Some of the most powerful names in music streaming, including Google, Spotify and Pandora, say they will challenge a Copyright Royalty Board (CRB) ruling from last year.
The companies were ordered to pay more in mechanical royalties to songwriters and publishers.
In challenging the CRB, the services said that it issued its final decision on the streaming issue “in a manner that raises serious procedural and substantive concerns,” according to a joint statement by spokespeople for Google and Pandora.
“If left to stand, the CRB’s decision harms both music licensees and copyright owners,” the companies said. “Accordingly, we are asking the U.S. Court of Appeals for the D.C. Circuit to review the decision.”
Amazon didn’t sign on to the joint statement and did not respond to a question about whether it also plans to challenge the CRB ruling.
The National Music Publishers Association criticized the move by the streaming companies.

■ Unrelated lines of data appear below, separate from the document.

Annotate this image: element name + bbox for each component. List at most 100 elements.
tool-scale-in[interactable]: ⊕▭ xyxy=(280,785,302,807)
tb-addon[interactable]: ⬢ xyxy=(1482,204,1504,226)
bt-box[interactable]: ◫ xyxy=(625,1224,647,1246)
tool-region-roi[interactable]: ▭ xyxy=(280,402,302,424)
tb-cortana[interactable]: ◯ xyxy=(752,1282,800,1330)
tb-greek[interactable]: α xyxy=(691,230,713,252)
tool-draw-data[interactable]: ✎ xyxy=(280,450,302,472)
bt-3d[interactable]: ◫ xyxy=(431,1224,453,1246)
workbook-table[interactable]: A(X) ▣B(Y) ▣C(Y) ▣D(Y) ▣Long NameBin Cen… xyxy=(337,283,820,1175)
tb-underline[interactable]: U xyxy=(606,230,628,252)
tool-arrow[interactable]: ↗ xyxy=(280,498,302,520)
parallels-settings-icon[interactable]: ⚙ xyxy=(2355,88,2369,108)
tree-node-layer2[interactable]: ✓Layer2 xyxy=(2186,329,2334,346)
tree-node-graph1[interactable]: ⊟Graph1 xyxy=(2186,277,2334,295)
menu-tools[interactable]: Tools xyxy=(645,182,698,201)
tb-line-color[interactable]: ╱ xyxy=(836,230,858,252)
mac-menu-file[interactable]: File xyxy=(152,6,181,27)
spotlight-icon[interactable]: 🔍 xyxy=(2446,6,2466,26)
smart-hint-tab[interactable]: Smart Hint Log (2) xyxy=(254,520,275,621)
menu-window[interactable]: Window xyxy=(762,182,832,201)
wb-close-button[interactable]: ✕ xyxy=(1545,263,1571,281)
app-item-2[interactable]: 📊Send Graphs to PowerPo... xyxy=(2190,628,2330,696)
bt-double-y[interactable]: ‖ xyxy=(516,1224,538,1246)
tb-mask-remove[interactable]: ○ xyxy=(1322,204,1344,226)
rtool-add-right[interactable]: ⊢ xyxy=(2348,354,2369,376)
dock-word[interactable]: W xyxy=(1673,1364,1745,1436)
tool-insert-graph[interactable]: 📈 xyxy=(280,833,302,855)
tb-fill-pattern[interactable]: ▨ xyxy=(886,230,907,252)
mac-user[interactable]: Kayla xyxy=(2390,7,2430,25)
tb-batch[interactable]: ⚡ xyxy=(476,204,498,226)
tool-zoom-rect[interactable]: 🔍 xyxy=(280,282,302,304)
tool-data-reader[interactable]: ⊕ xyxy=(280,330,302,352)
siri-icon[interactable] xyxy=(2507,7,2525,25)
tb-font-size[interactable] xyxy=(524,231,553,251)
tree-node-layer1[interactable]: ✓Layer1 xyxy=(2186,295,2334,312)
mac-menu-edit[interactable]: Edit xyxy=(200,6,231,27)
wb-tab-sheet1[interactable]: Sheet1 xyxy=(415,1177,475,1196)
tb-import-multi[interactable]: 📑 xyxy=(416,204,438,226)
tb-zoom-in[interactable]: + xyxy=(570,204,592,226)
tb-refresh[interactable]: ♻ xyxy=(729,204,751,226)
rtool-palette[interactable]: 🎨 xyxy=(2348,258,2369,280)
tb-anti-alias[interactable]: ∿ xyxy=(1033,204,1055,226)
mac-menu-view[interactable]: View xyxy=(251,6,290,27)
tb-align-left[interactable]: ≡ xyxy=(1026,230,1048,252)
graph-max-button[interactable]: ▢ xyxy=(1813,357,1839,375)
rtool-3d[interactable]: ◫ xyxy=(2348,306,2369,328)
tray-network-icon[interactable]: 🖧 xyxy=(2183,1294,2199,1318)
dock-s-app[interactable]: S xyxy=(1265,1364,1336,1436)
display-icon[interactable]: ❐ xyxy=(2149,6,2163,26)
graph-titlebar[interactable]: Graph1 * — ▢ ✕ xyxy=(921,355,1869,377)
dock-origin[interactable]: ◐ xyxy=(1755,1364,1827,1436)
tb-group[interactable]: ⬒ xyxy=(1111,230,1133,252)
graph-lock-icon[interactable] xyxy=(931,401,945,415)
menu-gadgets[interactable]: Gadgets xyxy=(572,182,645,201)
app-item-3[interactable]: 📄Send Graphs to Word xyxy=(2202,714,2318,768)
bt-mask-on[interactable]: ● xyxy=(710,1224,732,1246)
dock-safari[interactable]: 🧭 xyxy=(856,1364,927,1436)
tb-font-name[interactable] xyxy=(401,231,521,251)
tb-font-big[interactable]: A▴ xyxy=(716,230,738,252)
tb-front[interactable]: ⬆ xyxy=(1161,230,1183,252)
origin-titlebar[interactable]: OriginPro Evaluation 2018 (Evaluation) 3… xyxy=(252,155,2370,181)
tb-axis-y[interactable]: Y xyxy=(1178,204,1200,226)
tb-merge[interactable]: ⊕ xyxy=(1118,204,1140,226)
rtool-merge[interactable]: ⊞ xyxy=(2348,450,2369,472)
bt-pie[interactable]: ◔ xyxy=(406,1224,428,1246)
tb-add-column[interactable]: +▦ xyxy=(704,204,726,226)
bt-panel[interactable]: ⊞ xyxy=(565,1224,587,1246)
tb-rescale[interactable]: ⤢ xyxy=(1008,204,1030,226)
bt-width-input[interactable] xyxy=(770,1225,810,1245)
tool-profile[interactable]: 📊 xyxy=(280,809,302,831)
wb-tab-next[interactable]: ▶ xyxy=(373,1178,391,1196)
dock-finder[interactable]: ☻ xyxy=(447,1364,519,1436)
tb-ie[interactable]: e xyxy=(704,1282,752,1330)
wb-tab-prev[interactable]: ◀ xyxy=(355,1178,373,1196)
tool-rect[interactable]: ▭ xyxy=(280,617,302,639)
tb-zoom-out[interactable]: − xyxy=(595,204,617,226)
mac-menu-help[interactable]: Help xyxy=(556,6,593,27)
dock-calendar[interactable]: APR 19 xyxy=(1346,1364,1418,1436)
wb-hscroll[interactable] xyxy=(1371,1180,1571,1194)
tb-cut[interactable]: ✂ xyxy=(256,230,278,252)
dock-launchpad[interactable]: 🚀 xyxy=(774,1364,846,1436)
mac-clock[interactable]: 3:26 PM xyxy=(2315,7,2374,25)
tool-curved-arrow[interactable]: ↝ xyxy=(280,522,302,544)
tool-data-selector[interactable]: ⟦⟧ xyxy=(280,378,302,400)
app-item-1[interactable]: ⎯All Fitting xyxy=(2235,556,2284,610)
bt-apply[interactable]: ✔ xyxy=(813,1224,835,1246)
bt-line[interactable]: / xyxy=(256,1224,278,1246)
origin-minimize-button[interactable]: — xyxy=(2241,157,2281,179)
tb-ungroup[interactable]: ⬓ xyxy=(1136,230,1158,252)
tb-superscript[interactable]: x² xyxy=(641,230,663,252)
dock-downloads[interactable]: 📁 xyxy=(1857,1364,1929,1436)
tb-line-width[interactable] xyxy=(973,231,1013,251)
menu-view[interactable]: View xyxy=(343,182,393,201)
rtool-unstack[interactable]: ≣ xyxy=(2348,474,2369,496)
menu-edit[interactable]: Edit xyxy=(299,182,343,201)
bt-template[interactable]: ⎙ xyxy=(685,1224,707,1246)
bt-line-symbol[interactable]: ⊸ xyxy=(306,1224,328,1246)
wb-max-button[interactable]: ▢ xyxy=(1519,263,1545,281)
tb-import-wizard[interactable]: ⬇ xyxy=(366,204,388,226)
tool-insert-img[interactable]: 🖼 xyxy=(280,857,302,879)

“The CRB’s final determination gave songwriters only their second meaningful rate increase in 110 years,” NMPA head David Israelite said in a statement. “Instead of accepting the CRB’s decision, which still values songs less than their fair market value, Spotify and Amazon have declared war on the songwriting community by appealing that decision.”
Apple Music will not challenge the CRB ruling, a decision Israelite hailed in his statement.
“We thank Apple Music for accepting the CRB decision and continuing its practice of being a friend to songwriters,” he said.
It wasn’t immediately clear on what specific grounds the services plan to challenge the ruling, which said the mechanical royalties — paid when a musical composition is recorded or reproduced — should increase gradually from the current rate of 10.5 percent of revenue to 15.1 percent of revenue by 2022.
However, in a dissent to the CRB’s final decision made public in late November, Judge David R. Strickler said the majority had improperly ordered a rate structure that wasn’t discussed during the course of the case that led to the ruling.
The CRB’s publication of its ruling came just a month after President Trump signed the Music Modernization Act, which will make major changes to how streaming music services such as Google, Pandora and Spotify pay royalties.
The law aims to simplify how digital services pay mechanical royalties by creating a centralized “Mechanical Licensing Collective” to collect royalties and then distribute them to whomever is owed money. As long as digital services pay that entity, they will receive a blanket license that allows them to use any song and immunizes them from infringement lawsuits.